A significant step has been taken toward protecting the Upper Mississippi River above the Twin Cities from invasive carp.
President Barack Obama signed legislation Tuesday, June 10, that will close the Upper St. Anthony Falls lock to boat traffic. Located in downtown Minneapolis, the lock is the northern-most navigational structure on the Mississippi River. Closure will help keep invasive carp, such as bighead and silver carp, from reaching Mille Lacs Lake and other important waters north of the Twin Cities.
The Department of Natural Resources would like to thank Gov. Mark Dayton and Minnesota’s congressional members who supported this provision. They include Sens. Amy Klobuchar and Al Franken and Reps. Keith Ellison, Rick Nolan, Erik Paulsen and Tim Walz.
Klobuchar and Ellison were the original authors of the bill. Nolan played a critical role in getting the provision through the House committee process and championed it in conference committee.

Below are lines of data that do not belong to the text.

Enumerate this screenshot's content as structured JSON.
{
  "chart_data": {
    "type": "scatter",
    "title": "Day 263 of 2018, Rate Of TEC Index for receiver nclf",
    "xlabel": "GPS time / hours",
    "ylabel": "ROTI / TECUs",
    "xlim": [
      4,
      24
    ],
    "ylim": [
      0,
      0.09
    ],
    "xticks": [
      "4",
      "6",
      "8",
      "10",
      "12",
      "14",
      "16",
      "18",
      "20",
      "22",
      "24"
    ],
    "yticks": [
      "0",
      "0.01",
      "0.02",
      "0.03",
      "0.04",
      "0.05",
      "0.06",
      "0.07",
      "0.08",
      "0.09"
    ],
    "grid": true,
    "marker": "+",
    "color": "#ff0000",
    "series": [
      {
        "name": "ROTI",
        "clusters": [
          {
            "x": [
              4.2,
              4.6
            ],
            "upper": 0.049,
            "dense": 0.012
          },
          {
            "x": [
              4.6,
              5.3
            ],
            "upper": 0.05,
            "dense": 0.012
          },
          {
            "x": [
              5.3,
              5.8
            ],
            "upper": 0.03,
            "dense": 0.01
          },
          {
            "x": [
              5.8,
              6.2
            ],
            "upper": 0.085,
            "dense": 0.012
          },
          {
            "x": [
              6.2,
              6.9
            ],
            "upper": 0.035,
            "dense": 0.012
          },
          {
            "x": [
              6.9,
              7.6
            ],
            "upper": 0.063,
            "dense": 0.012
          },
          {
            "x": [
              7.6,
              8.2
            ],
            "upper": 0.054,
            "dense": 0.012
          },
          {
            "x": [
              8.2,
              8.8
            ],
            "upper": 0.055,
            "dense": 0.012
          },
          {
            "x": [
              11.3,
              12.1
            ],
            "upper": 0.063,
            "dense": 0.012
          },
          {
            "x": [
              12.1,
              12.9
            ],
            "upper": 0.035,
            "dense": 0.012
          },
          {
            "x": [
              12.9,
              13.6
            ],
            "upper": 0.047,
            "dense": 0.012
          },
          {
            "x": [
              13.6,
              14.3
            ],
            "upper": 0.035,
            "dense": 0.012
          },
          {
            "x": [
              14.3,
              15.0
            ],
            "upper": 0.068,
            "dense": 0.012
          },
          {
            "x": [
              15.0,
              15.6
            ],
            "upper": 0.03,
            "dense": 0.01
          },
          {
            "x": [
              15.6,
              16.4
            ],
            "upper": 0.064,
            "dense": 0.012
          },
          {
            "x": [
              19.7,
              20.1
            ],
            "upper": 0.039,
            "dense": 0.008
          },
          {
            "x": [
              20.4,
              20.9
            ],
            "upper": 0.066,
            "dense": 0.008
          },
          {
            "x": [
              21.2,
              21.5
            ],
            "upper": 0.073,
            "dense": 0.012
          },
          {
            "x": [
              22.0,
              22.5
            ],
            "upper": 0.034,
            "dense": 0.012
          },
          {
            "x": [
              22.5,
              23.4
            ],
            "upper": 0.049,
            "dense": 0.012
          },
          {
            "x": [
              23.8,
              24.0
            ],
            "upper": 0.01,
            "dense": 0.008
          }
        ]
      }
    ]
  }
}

Dayton has also been a leader in bringing the issue of invasive carp to the public’s attention and pursuing protections for Minnesota’s waters.
“Closing the Upper St. Anthony Falls lock is the single biggest and most important step Minnesota can take to keep invasive carp out of the Upper Mississippi River watershed, including Mille Lacs Lake,” said DNR Commissioner Tom Landwehr. “This will protect our local economies and outdoor heritage in the north-central part of the state.”
The DNR anticipates the U.S. Army Corps of Engineers and city of Minneapolis will work with affected parties to ensure timely and efficient closure. Under the new law, the Corps has up to one year to close the lock.
While lock closure will prevent carp from swimming upstream, there still exists the risk of humans introducing carp into the Upper Mississippi River watershed, despite the fact it is illegal to transport invasive carp. The DNR will continue its education and enforcement efforts to minimize this risk.
Landwehr said closing the lock will allow the DNR to reallocate its resources to other ongoing invasive carp prevention priorities.
Those efforts include: creating several barrier projects in southwestern Minnesota to keep invasive carp from coming in through the Missouri River system; and working with the University of Minnesota Invasive Species Research Center to limit or slow the carps’ spread through the lower locks and dams to protect other parts of the Mississippi River and important tributaries like the St. Croix and Minnesota rivers.